Abbott set up slush fund to ruin Hanson
By Mike Seccombe
Source: SMH
August 26, 2003
One of the Howard Government’s most senior ministers last night revealed he raised nearly $100,000 to lay the groundwork for Pauline Hanson’s prosecution for electoral fraud.
The Minister for Workplace Relations, Tony Abbott, admitted setting up a trust, Australians for Honest Politics, from donations to pay for legal actions against Hanson and her party, One Nation.
He had also organised a separate “donor” to support a One Nation dissident, Terry Sharples, in seeking an injunction to block One Nation from receiving public electoral funds.
Mr Abbott said the money was promised to cover Mr Sharples if the case failed and costs were awarded against him.
The minister organised a team of lawyers who would represent Mr Sharples without charge, and then a second team after Mr Sharples sacked the first.
Mr Abbott also acknowledged that he had at one time instructed his lawyers to offer Mr Sharples $10,000 of his own money if he would stop pursuing him for money to cover his huge court costs.
He said he had set up Australians for Honest Politics in 1998 because he believed One Nation was fraudulently registered.
Last week, Hanson and her fellow One Nation founder, David Ettridge, were jailed after the party received nearly $500,000 in electoral funding to which it was not entitled because it had been falsely registered.
The Prime Minister, John Howard, said the sentence was excessive, but Mr Abbott denied that Mr Howard or anyone else in the Government had been involved in the attempt to fund actions against One Nation.
“There was myself and two other trustees. We raised … it may not have been $100,000 but it was certainly close to $100,000 and the job of Australians For Honest Politics was to fund court cases against One Nation.” Mr Abbott did not say who contributed.
He said most of the money had been spent trying to get another One Nation defector, Hanson’s former private secretary Barbara Hazelton, to take legal action to stop the payment of $470,000 in public election funding, following the failure of similar action by Mr Sharples.
Ms Hazelton had decided not to go ahead, Mr Abbott said. “By that stage we’d spent a lot of money and the balance … was distributed back to the donors in proportion to their original contribution.”
He said his $10,000 offer to Mr Sharples was made in light of a disputed agreement between them that Mr Sharples would be covered by an open-ended indemnity for the costs of action against Hanson and One Nation.
Mr Abbott had given, in writing, “my personal guarantee to you that you will not be further out of pocket as a result of this action”.
The minister said he believed that promise covered only the $10,000 guarantee he had arranged, but Mr Sharples thought it applied to any legal action.

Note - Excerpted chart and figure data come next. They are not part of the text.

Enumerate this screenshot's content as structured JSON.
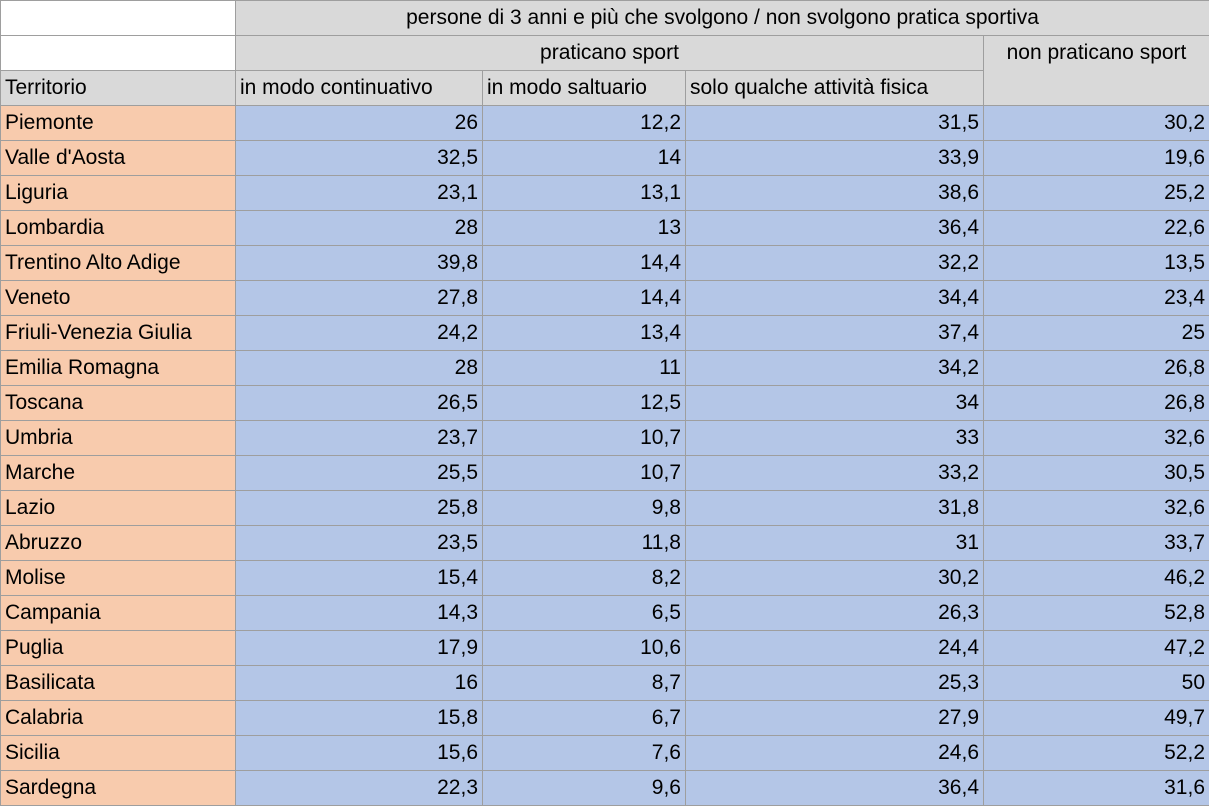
{
  "header": {
    "main_title": "persone di 3 anni e più che svolgono / non svolgono pratica sportiva",
    "group_practice": "praticano sport",
    "group_no_practice": "non praticano sport",
    "col_territory": "Territorio",
    "col_continuous": "in modo continuativo",
    "col_occasional": "in modo saltuario",
    "col_physical": "solo qualche attività fisica"
  },
  "colors": {
    "header_bg": "#d9d9d9",
    "territory_bg": "#f8cbad",
    "value_bg": "#b4c6e7",
    "grid": "#9e9e9e"
  },
  "rows": [
    {
      "territory": "Piemonte",
      "continuous": "26",
      "occasional": "12,2",
      "physical": "31,5",
      "none": "30,2"
    },
    {
      "territory": "Valle d'Aosta",
      "continuous": "32,5",
      "occasional": "14",
      "physical": "33,9",
      "none": "19,6"
    },
    {
      "territory": "Liguria",
      "continuous": "23,1",
      "occasional": "13,1",
      "physical": "38,6",
      "none": "25,2"
    },
    {
      "territory": "Lombardia",
      "continuous": "28",
      "occasional": "13",
      "physical": "36,4",
      "none": "22,6"
    },
    {
      "territory": "Trentino Alto Adige",
      "continuous": "39,8",
      "occasional": "14,4",
      "physical": "32,2",
      "none": "13,5"
    },
    {
      "territory": "Veneto",
      "continuous": "27,8",
      "occasional": "14,4",
      "physical": "34,4",
      "none": "23,4"
    },
    {
      "territory": "Friuli-Venezia Giulia",
      "continuous": "24,2",
      "occasional": "13,4",
      "physical": "37,4",
      "none": "25"
    },
    {
      "territory": "Emilia Romagna",
      "continuous": "28",
      "occasional": "11",
      "physical": "34,2",
      "none": "26,8"
    },
    {
      "territory": "Toscana",
      "continuous": "26,5",
      "occasional": "12,5",
      "physical": "34",
      "none": "26,8"
    },
    {
      "territory": "Umbria",
      "continuous": "23,7",
      "occasional": "10,7",
      "physical": "33",
      "none": "32,6"
    },
    {
      "territory": "Marche",
      "continuous": "25,5",
      "occasional": "10,7",
      "physical": "33,2",
      "none": "30,5"
    },
    {
      "territory": "Lazio",
      "continuous": "25,8",
      "occasional": "9,8",
      "physical": "31,8",
      "none": "32,6"
    },
    {
      "territory": "Abruzzo",
      "continuous": "23,5",
      "occasional": "11,8",
      "physical": "31",
      "none": "33,7"
    },
    {
      "territory": "Molise",
      "continuous": "15,4",
      "occasional": "8,2",
      "physical": "30,2",
      "none": "46,2"
    },
    {
      "territory": "Campania",
      "continuous": "14,3",
      "occasional": "6,5",
      "physical": "26,3",
      "none": "52,8"
    },
    {
      "territory": "Puglia",
      "continuous": "17,9",
      "occasional": "10,6",
      "physical": "24,4",
      "none": "47,2"
    },
    {
      "territory": "Basilicata",
      "continuous": "16",
      "occasional": "8,7",
      "physical": "25,3",
      "none": "50"
    },
    {
      "territory": "Calabria",
      "continuous": "15,8",
      "occasional": "6,7",
      "physical": "27,9",
      "none": "49,7"
    },
    {
      "territory": "Sicilia",
      "continuous": "15,6",
      "occasional": "7,6",
      "physical": "24,6",
      "none": "52,2"
    },
    {
      "territory": "Sardegna",
      "continuous": "22,3",
      "occasional": "9,6",
      "physical": "36,4",
      "none": "31,6"
    }
  ]
}
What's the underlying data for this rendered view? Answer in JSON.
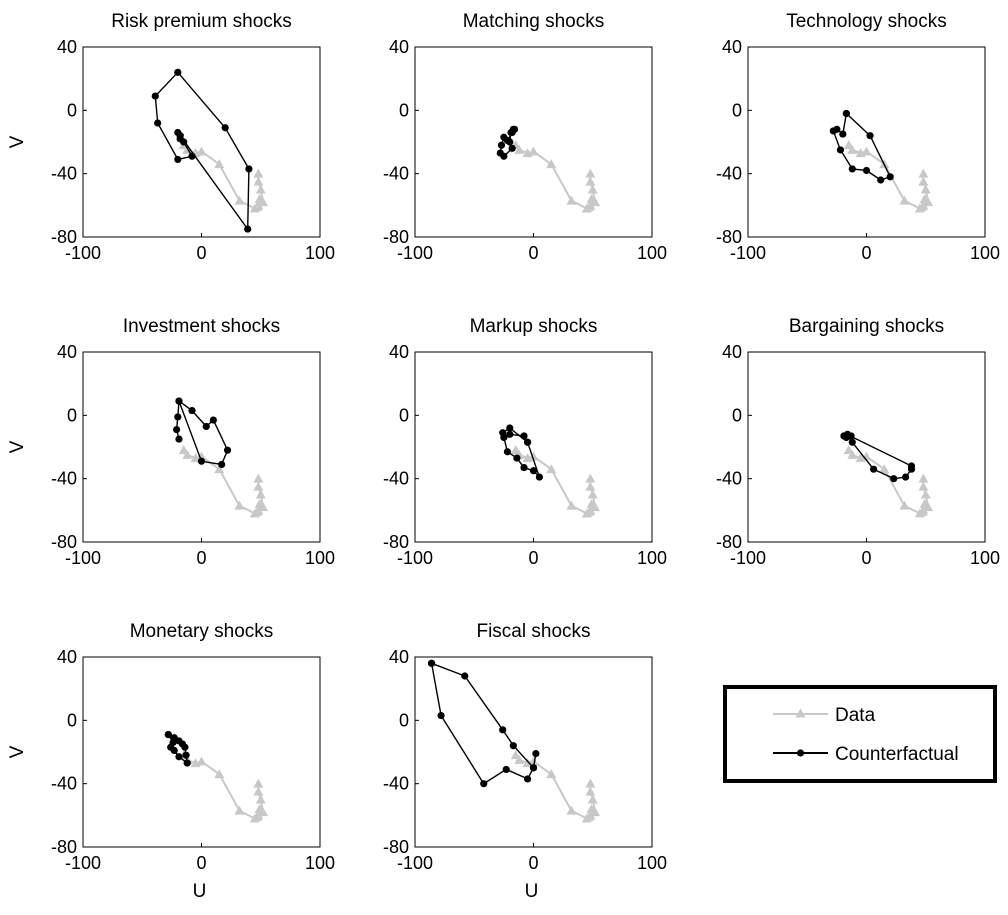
{
  "figure": {
    "xlabel": "U",
    "ylabel": "V",
    "xticks": [
      "-100",
      "0",
      "100"
    ],
    "yticks": [
      "40",
      "0",
      "-40",
      "-80"
    ]
  },
  "legend": {
    "items": [
      {
        "label": "Data",
        "color": "#c8c8c8",
        "marker": "triangle"
      },
      {
        "label": "Counterfactual",
        "color": "#000000",
        "marker": "circle"
      }
    ]
  },
  "chart_data": [
    {
      "type": "line",
      "title": "Risk premium shocks",
      "xlim": [
        -100,
        100
      ],
      "ylim": [
        -80,
        40
      ],
      "grid": false,
      "series": [
        {
          "name": "Data",
          "color": "#c8c8c8",
          "marker": "triangle",
          "x": [
            -15,
            -12,
            -5,
            0,
            15,
            32,
            45,
            47,
            48,
            49,
            52,
            50,
            48,
            48
          ],
          "y": [
            -22,
            -25,
            -27,
            -26,
            -34,
            -57,
            -62,
            -61,
            -60,
            -56,
            -58,
            -50,
            -45,
            -40
          ]
        },
        {
          "name": "Counterfactual",
          "color": "#000000",
          "marker": "circle",
          "x": [
            -18,
            -20,
            -18,
            -15,
            -8,
            -20,
            -37,
            -39,
            -20,
            20,
            40,
            39,
            -18
          ],
          "y": [
            -16,
            -14,
            -18,
            -20,
            -29,
            -31,
            -8,
            9,
            24,
            -11,
            -37,
            -75,
            -16
          ]
        }
      ]
    },
    {
      "type": "line",
      "title": "Matching shocks",
      "xlim": [
        -100,
        100
      ],
      "ylim": [
        -80,
        40
      ],
      "grid": false,
      "series": [
        {
          "name": "Data",
          "color": "#c8c8c8",
          "marker": "triangle",
          "x": [
            -15,
            -12,
            -5,
            0,
            15,
            32,
            45,
            47,
            48,
            49,
            52,
            50,
            48,
            48
          ],
          "y": [
            -22,
            -25,
            -27,
            -26,
            -34,
            -57,
            -62,
            -61,
            -60,
            -56,
            -58,
            -50,
            -45,
            -40
          ]
        },
        {
          "name": "Counterfactual",
          "color": "#000000",
          "marker": "circle",
          "x": [
            -16,
            -19,
            -20,
            -18,
            -25,
            -28,
            -27,
            -25,
            -22,
            -18,
            -17
          ],
          "y": [
            -12,
            -14,
            -20,
            -24,
            -29,
            -27,
            -22,
            -17,
            -19,
            -14,
            -12
          ]
        }
      ]
    },
    {
      "type": "line",
      "title": "Technology shocks",
      "xlim": [
        -100,
        100
      ],
      "ylim": [
        -80,
        40
      ],
      "grid": false,
      "series": [
        {
          "name": "Data",
          "color": "#c8c8c8",
          "marker": "triangle",
          "x": [
            -15,
            -12,
            -5,
            0,
            15,
            32,
            45,
            47,
            48,
            49,
            52,
            50,
            48,
            48
          ],
          "y": [
            -22,
            -25,
            -27,
            -26,
            -34,
            -57,
            -62,
            -61,
            -60,
            -56,
            -58,
            -50,
            -45,
            -40
          ]
        },
        {
          "name": "Counterfactual",
          "color": "#000000",
          "marker": "circle",
          "x": [
            -17,
            3,
            20,
            12,
            0,
            -12,
            -22,
            -28,
            -25,
            -20,
            -17
          ],
          "y": [
            -2,
            -16,
            -42,
            -44,
            -38,
            -37,
            -25,
            -13,
            -12,
            -15,
            -2
          ]
        }
      ]
    },
    {
      "type": "line",
      "title": "Investment shocks",
      "xlim": [
        -100,
        100
      ],
      "ylim": [
        -80,
        40
      ],
      "grid": false,
      "series": [
        {
          "name": "Data",
          "color": "#c8c8c8",
          "marker": "triangle",
          "x": [
            -15,
            -12,
            -5,
            0,
            15,
            32,
            45,
            47,
            48,
            49,
            52,
            50,
            48,
            48
          ],
          "y": [
            -22,
            -25,
            -27,
            -26,
            -34,
            -57,
            -62,
            -61,
            -60,
            -56,
            -58,
            -50,
            -45,
            -40
          ]
        },
        {
          "name": "Counterfactual",
          "color": "#000000",
          "marker": "circle",
          "x": [
            -19,
            -21,
            -20,
            -19,
            0,
            17,
            22,
            10,
            4,
            -8,
            -19
          ],
          "y": [
            -15,
            -9,
            -1,
            9,
            -29,
            -31,
            -22,
            -3,
            -7,
            3,
            9
          ]
        }
      ]
    },
    {
      "type": "line",
      "title": "Markup shocks",
      "xlim": [
        -100,
        100
      ],
      "ylim": [
        -80,
        40
      ],
      "grid": false,
      "series": [
        {
          "name": "Data",
          "color": "#c8c8c8",
          "marker": "triangle",
          "x": [
            -15,
            -12,
            -5,
            0,
            15,
            32,
            45,
            47,
            48,
            49,
            52,
            50,
            48,
            48
          ],
          "y": [
            -22,
            -25,
            -27,
            -26,
            -34,
            -57,
            -62,
            -61,
            -60,
            -56,
            -58,
            -50,
            -45,
            -40
          ]
        },
        {
          "name": "Counterfactual",
          "color": "#000000",
          "marker": "circle",
          "x": [
            -26,
            -20,
            -5,
            5,
            0,
            -8,
            -14,
            -22,
            -25,
            -20,
            -8,
            -5
          ],
          "y": [
            -11,
            -8,
            -17,
            -39,
            -35,
            -33,
            -27,
            -23,
            -14,
            -12,
            -13,
            -17
          ]
        }
      ]
    },
    {
      "type": "line",
      "title": "Bargaining shocks",
      "xlim": [
        -100,
        100
      ],
      "ylim": [
        -80,
        40
      ],
      "grid": false,
      "series": [
        {
          "name": "Data",
          "color": "#c8c8c8",
          "marker": "triangle",
          "x": [
            -15,
            -12,
            -5,
            0,
            15,
            32,
            45,
            47,
            48,
            49,
            52,
            50,
            48,
            48
          ],
          "y": [
            -22,
            -25,
            -27,
            -26,
            -34,
            -57,
            -62,
            -61,
            -60,
            -56,
            -58,
            -50,
            -45,
            -40
          ]
        },
        {
          "name": "Counterfactual",
          "color": "#000000",
          "marker": "circle",
          "x": [
            -19,
            -16,
            -13,
            -12,
            6,
            23,
            33,
            38,
            38,
            -14,
            -17,
            -19
          ],
          "y": [
            -13,
            -12,
            -13,
            -17,
            -34,
            -40,
            -39,
            -34,
            -32,
            -13,
            -14,
            -13
          ]
        }
      ]
    },
    {
      "type": "line",
      "title": "Monetary shocks",
      "xlim": [
        -100,
        100
      ],
      "ylim": [
        -80,
        40
      ],
      "grid": false,
      "series": [
        {
          "name": "Data",
          "color": "#c8c8c8",
          "marker": "triangle",
          "x": [
            -15,
            -12,
            -5,
            0,
            15,
            32,
            45,
            47,
            48,
            49,
            52,
            50,
            48,
            48
          ],
          "y": [
            -22,
            -25,
            -27,
            -26,
            -34,
            -57,
            -62,
            -61,
            -60,
            -56,
            -58,
            -50,
            -45,
            -40
          ]
        },
        {
          "name": "Counterfactual",
          "color": "#000000",
          "marker": "circle",
          "x": [
            -28,
            -23,
            -19,
            -16,
            -14,
            -13,
            -12,
            -19,
            -23,
            -26,
            -24,
            -28
          ],
          "y": [
            -9,
            -11,
            -13,
            -15,
            -17,
            -22,
            -27,
            -23,
            -19,
            -17,
            -14,
            -9
          ]
        }
      ]
    },
    {
      "type": "line",
      "title": "Fiscal shocks",
      "xlim": [
        -100,
        100
      ],
      "ylim": [
        -80,
        40
      ],
      "grid": false,
      "series": [
        {
          "name": "Data",
          "color": "#c8c8c8",
          "marker": "triangle",
          "x": [
            -15,
            -12,
            -5,
            0,
            15,
            32,
            45,
            47,
            48,
            49,
            52,
            50,
            48,
            48
          ],
          "y": [
            -22,
            -25,
            -27,
            -26,
            -34,
            -57,
            -62,
            -61,
            -60,
            -56,
            -58,
            -50,
            -45,
            -40
          ]
        },
        {
          "name": "Counterfactual",
          "color": "#000000",
          "marker": "circle",
          "x": [
            -86,
            -78,
            -42,
            -23,
            -5,
            0,
            2,
            0,
            -17,
            -26,
            -58,
            -86
          ],
          "y": [
            36,
            3,
            -40,
            -31,
            -37,
            -30,
            -21,
            -30,
            -16,
            -6,
            28,
            36
          ]
        }
      ]
    }
  ]
}
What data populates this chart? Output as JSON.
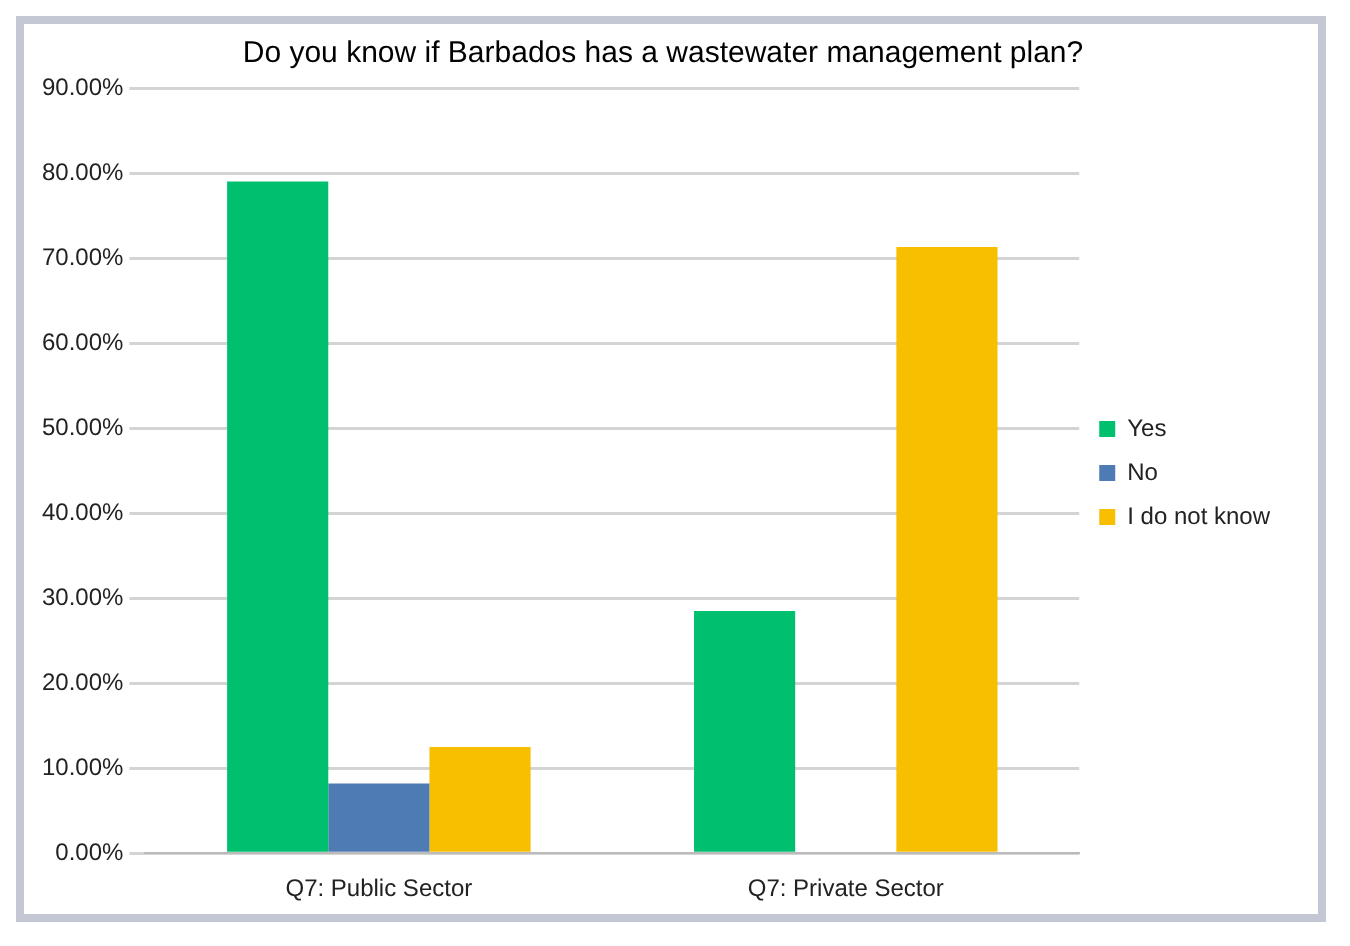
{
  "chart_data": {
    "type": "bar",
    "title": "Do you know if Barbados has a wastewater management plan?",
    "categories": [
      "Q7: Public Sector",
      "Q7: Private Sector"
    ],
    "series": [
      {
        "name": "Yes",
        "color": "#00bf6f",
        "values": [
          79.0,
          28.5
        ]
      },
      {
        "name": "No",
        "color": "#4f7bb5",
        "values": [
          8.2,
          0
        ]
      },
      {
        "name": "I do not know",
        "color": "#f8be00",
        "values": [
          12.5,
          71.3
        ]
      }
    ],
    "ylim": [
      0,
      90
    ],
    "yticks": [
      {
        "value": 0,
        "label": "0.00%"
      },
      {
        "value": 10,
        "label": "10.00%"
      },
      {
        "value": 20,
        "label": "20.00%"
      },
      {
        "value": 30,
        "label": "30.00%"
      },
      {
        "value": 40,
        "label": "40.00%"
      },
      {
        "value": 50,
        "label": "50.00%"
      },
      {
        "value": 60,
        "label": "60.00%"
      },
      {
        "value": 70,
        "label": "70.00%"
      },
      {
        "value": 80,
        "label": "80.00%"
      },
      {
        "value": 90,
        "label": "90.00%"
      }
    ],
    "grid": "y",
    "legend": "right"
  }
}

“Yes, I did make a commitment to Sharples and yes the commitment was to back him to the tune of $10,000,” he said last night, “that being the maximum downside that we could have expected.”
But after Mr Sharples went on with other action, incurring big bills, and the original guarantor dropped out, Mr Abbott was facing possible personal liability.
“He claims that the letter that I gave to him at the time … constituted an open-ended indemnity to support any legal action Sharples wanted to implement anywhere involving One Nation.”
So Mr Abbott offered the $10,000 to call it quits. It was not accepted, and he had personally paid Mr Sharples nothing, although he had been prepared to carry the cost.
“It couldn’t come from Australians for Honest Politics because it had no money left in it. I mean, if Sharples had accepted that arrangement I suppose it would’ve come from me.”
Mr Sharples could not be contacted yesterday.